# Random Forest Regression for Multidimensional Poverty Estimation

This notebook implements a full modeling pipeline for nowcasting multidimensional poverty indicators using Random Forest Regression. The goal is to predict CONEVAL’s official poverty statistics for each Mexican state, using text-derived indicators from various sources (YouTube, Telegram, Google Trends, and News).

## Data Integration

Six sources of text-based indicators are integrated across two years (2020 and 2022):

- **Google Trends**: Search volume patterns for poverty-related keywords
- **YouTube Comments**: Sentiment score and share of comments about each dimension of poverty 
- **Telegram Posts**: Share of posts about each dimension of poverty 
- **News Outlets**: LDA topic modeling of media coverage
- **Official Statistics**: CONEVAL poverty measurements (ground truth)
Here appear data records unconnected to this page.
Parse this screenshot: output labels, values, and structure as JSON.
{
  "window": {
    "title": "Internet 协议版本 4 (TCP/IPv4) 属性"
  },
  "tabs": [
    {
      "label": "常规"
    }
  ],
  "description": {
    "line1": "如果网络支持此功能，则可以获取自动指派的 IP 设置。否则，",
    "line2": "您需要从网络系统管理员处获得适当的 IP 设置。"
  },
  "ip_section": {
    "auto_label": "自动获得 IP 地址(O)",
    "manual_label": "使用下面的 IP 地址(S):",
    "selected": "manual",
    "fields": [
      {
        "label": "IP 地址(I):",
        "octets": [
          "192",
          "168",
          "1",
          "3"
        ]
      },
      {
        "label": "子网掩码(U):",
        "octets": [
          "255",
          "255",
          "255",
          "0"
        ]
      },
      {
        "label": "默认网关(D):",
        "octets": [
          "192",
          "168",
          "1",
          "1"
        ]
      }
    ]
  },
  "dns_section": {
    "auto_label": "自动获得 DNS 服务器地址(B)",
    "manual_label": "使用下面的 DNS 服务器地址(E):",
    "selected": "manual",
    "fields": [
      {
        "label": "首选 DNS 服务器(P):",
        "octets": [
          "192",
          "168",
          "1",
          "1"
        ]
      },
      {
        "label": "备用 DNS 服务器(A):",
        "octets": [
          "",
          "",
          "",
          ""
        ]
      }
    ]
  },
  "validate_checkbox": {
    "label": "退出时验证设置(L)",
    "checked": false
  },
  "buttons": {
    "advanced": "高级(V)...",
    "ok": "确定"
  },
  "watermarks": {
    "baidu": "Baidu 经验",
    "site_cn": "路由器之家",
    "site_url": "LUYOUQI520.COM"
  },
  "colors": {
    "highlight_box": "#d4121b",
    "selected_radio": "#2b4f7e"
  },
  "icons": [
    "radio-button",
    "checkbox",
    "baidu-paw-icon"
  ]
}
**Geographic Scope**: All 32 Mexican states.  
**Temporal Scope**: Two reference years — 2020 (training) and 2022 (validation).


## Methodology: Random Forest Regression

Random Forest is particularly well suited for this task because:

- It captures **nonlinear relationships** and **interactions** between predictors.
- It is robust to **multicollinearity** and **feature noise**, which is crucial given the diversity of data sources.
- It performs **implicit feature selection** through node-splitting and feature sampling.
- It handles **small datasets with high-dimensional input** well (p > n scenarios), making it appropriate for this 32-observation, 37-feature setup.


## Feature Engineering and Model Training

- All numeric indicators (except the targets, `state` and `year`) are used as features.
- No feature scaling is applied, as Random Forest is scale-invariant.
- A separate model is trained for each poverty dimension.

We implemented two training-validation strategies:

1. **In-Sample Setting**: Model trained on both 2020 and 2022 data, validated on 2022.
2. **Out-of-Sample Setting**: Model trained only on 2020, validated on 2022.

## Hyperparameter Selection

### Fixed Parameters (Final Configuration)

After extensive testing, the following hyperparameters were selected and fixed across all models:

- `n_estimators = 100`: A good balance between variance reduction and computational cost.
- `max_depth = 4`: Limits overfitting while allowing enough complexity.
- `min_samples_leaf = 2`: Prevents overly specific splits, which are risky with small datasets.

This configuration was initially chosen based on its strong and consistent performance in predicting 2022 values. It showed better generalization and robustness than any parameter combination obtained through automated tuning.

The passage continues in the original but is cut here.